My original point which I thought, perhaps wrongly, was obvious, is that
all of these MTAs already have TLS support, so if we define a way to
receive failure reports that doesn't need MTA changes, they can start
collecting reports now and fixing their configuration errors. Our
experience with DMARC is that at for the first year, hardly anyone but
Google and Yahoo were sending reports, but since they handle so much mail
to everyone else, if you published a DMARC record and started collecting
reports, you'd find out a lot about your mail configuration, and
invariably learn about configuration mistakes you could just fix.
We really need a threat model beyond "someone might be spying on me."
Sorry, but I completely disagree. Because "someone" *is* spying on all of us!
It's called full-take and they do it in real-time. Have you been reading the news since
June 2013?
Of course there's lots of spying, but I hope we all remember the maxim
never to attribute to evil what can be explained by incompetence. For
every TLS session broken by malicious spying, there will be many more
broken by misconfigured TLS in the MTA, or a firewall in the wrong place,
or any of the other reasons we all know.
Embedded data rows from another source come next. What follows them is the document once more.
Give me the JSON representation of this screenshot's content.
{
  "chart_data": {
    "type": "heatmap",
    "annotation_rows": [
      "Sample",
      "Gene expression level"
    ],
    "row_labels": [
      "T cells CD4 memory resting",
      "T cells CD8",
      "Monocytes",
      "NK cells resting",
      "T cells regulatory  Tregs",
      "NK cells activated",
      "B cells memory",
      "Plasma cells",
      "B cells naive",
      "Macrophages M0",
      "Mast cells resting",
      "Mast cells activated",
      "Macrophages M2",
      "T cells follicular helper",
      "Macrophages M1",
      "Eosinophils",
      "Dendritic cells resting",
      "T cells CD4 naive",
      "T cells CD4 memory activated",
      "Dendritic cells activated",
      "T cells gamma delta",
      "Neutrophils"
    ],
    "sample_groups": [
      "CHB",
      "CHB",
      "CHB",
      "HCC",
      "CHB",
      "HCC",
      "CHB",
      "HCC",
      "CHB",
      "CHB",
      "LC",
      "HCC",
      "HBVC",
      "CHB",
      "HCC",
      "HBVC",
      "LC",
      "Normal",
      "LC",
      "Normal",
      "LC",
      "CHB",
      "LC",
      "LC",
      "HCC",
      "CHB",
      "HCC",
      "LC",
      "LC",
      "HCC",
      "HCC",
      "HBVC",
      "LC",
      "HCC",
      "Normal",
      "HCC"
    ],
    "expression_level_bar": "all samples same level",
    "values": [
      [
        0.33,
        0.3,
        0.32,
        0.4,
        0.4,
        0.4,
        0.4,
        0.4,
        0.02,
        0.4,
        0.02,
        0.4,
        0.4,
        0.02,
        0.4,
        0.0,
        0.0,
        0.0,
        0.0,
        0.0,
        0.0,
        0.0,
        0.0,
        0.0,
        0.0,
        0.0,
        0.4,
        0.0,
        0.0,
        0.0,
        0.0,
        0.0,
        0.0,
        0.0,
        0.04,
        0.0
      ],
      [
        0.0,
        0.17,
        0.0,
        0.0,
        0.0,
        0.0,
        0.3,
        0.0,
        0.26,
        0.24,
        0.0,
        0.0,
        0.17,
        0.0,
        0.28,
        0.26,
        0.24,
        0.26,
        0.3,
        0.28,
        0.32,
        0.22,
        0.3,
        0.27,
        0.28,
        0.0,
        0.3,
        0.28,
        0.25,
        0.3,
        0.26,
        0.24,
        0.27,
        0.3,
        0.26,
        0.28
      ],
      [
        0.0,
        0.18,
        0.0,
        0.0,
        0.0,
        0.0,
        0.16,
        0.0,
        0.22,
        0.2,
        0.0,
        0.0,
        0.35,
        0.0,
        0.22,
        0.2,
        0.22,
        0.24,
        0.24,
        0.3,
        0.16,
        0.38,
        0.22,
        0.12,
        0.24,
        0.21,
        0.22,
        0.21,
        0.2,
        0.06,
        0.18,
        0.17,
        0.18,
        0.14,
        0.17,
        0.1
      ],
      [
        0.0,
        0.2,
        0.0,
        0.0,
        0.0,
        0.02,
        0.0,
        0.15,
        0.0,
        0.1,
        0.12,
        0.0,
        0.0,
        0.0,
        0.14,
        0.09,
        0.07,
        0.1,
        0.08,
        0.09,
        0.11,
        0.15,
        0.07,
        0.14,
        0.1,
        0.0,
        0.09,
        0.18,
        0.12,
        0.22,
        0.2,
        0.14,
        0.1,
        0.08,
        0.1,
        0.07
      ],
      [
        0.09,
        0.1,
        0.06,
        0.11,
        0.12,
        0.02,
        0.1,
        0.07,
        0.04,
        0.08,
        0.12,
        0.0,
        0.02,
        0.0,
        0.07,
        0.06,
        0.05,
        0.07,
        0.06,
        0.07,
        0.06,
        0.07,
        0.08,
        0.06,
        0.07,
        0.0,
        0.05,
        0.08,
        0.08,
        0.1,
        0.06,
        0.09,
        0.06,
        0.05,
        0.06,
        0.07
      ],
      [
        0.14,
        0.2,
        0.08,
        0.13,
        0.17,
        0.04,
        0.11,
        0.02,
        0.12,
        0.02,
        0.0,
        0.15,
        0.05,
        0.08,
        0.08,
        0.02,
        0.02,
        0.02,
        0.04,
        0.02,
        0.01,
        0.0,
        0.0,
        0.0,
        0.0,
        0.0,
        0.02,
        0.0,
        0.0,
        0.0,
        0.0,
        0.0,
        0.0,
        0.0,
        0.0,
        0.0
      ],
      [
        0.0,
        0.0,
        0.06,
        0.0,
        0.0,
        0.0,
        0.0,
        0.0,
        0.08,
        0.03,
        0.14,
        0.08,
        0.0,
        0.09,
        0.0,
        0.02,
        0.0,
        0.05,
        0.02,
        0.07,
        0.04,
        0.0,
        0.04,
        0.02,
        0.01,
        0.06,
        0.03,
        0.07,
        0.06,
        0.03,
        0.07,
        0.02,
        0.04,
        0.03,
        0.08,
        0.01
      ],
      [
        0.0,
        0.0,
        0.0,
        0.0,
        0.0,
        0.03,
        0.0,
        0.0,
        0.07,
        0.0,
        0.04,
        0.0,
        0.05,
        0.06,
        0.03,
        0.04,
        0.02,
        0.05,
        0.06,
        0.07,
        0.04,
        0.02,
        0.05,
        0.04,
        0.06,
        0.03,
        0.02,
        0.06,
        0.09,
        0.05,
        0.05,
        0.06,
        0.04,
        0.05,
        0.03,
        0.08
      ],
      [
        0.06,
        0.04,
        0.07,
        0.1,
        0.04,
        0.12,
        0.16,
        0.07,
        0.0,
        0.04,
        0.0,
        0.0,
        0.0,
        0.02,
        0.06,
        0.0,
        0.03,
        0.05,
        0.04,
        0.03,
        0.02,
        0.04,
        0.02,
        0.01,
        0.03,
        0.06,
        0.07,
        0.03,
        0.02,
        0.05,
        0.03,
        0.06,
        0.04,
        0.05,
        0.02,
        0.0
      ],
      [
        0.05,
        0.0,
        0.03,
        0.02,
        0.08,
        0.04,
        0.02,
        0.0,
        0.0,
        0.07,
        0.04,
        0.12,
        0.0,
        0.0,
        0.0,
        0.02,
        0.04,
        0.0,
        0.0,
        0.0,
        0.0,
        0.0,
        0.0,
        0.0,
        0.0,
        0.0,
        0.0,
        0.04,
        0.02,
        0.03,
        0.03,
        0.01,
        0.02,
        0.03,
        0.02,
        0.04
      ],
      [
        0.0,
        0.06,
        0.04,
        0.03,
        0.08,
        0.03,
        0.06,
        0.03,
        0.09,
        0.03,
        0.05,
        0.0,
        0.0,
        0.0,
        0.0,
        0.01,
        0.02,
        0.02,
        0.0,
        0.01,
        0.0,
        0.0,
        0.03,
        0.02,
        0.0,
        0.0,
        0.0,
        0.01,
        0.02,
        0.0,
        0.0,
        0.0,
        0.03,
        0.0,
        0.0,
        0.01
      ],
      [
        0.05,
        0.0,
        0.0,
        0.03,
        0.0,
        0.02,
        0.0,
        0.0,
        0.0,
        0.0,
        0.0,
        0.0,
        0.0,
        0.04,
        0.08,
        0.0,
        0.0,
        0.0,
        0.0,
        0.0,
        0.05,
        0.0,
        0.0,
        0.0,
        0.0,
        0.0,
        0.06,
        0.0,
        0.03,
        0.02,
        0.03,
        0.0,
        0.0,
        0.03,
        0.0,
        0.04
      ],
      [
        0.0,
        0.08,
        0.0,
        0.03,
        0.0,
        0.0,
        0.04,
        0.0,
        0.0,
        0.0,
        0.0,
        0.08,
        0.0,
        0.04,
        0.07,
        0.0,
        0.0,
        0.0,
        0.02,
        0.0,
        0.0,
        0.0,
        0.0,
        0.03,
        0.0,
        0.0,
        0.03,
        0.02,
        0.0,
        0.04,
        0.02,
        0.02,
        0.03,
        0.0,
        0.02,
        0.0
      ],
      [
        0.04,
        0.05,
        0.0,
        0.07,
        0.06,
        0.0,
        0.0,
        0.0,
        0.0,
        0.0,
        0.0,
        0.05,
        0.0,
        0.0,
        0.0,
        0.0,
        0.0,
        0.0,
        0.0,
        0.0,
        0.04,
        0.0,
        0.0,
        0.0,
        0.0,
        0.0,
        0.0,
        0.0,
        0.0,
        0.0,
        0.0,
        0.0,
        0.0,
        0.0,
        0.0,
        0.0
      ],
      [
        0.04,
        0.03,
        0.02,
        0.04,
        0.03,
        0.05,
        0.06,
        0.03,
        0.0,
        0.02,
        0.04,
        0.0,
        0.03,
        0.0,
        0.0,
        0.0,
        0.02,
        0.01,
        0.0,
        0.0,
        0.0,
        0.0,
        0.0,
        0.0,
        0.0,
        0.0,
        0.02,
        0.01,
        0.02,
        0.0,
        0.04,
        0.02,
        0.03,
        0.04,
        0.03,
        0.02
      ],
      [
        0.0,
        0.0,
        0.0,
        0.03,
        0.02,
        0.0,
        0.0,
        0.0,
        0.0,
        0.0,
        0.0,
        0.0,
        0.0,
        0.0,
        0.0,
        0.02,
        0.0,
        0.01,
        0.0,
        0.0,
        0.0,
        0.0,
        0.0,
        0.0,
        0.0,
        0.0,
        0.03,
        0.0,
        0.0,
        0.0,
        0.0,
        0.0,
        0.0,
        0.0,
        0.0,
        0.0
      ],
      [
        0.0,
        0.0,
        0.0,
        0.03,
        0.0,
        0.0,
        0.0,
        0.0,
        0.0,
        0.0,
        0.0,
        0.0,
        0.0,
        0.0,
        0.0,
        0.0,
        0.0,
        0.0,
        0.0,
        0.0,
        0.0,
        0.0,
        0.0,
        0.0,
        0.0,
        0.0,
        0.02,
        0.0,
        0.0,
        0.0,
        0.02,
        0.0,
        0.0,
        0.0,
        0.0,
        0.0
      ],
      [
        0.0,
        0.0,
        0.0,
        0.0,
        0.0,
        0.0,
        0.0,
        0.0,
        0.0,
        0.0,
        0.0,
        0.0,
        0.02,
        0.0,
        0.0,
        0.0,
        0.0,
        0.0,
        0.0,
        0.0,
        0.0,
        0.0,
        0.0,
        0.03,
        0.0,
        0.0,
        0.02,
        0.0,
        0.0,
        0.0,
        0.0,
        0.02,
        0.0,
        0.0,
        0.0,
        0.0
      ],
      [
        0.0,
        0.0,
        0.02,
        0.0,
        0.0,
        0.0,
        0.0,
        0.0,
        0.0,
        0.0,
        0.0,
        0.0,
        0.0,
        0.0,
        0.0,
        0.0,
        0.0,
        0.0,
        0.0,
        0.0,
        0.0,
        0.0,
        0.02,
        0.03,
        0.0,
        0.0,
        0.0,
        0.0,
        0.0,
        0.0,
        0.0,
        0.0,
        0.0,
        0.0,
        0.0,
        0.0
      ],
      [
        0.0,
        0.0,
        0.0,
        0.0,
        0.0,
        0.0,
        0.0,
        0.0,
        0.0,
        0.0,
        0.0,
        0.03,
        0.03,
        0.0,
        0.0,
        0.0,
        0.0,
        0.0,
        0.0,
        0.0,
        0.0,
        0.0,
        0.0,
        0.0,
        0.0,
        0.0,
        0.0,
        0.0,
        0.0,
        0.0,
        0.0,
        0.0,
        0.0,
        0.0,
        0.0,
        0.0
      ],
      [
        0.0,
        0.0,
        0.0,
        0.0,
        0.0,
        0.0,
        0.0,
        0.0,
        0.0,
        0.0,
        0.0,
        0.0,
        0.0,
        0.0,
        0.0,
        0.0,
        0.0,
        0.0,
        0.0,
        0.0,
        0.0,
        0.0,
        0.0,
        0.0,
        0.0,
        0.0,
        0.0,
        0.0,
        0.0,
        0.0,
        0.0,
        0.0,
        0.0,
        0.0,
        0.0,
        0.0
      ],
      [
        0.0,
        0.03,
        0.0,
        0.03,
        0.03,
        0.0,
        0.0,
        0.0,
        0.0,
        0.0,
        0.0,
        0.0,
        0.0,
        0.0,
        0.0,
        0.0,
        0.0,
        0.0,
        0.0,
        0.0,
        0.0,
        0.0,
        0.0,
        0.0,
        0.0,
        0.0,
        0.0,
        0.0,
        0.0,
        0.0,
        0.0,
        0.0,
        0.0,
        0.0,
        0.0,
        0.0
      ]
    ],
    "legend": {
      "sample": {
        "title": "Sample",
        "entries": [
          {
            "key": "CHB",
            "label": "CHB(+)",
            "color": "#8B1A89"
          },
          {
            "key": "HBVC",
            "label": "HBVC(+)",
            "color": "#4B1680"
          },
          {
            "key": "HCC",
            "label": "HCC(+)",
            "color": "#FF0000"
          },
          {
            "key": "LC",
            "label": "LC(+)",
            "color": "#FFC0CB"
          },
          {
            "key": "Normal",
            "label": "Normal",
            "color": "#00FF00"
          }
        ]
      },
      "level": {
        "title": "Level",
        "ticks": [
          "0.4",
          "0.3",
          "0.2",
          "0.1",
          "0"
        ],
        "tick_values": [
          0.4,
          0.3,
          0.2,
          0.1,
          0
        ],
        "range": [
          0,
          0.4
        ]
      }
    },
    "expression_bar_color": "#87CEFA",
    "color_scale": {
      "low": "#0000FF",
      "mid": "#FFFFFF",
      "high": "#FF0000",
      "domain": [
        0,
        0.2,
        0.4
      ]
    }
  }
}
The sooner people can start
collecting info about the failures, the sooner they can start fixing the
screwups that cause them.
I'm not saying we should ignore malicious MITM, but I also think that
anyone smart enough to do MITM is likely to be smart enough to defeat
whatever reporting we invent if they care enough to do so, or in places
like Tunisia where everyone uses one or two state-controlled ISPs,
prevent users from circumventing MITM even when they're aware of it.
So we should try and understand what are the reasons that TLS fails, and
start with approaches that can address the most common ones.
Regards,
John Levine, [email protected], Taughannock Networks, Trumansburg NY
Please consider the environment before reading this e-mail.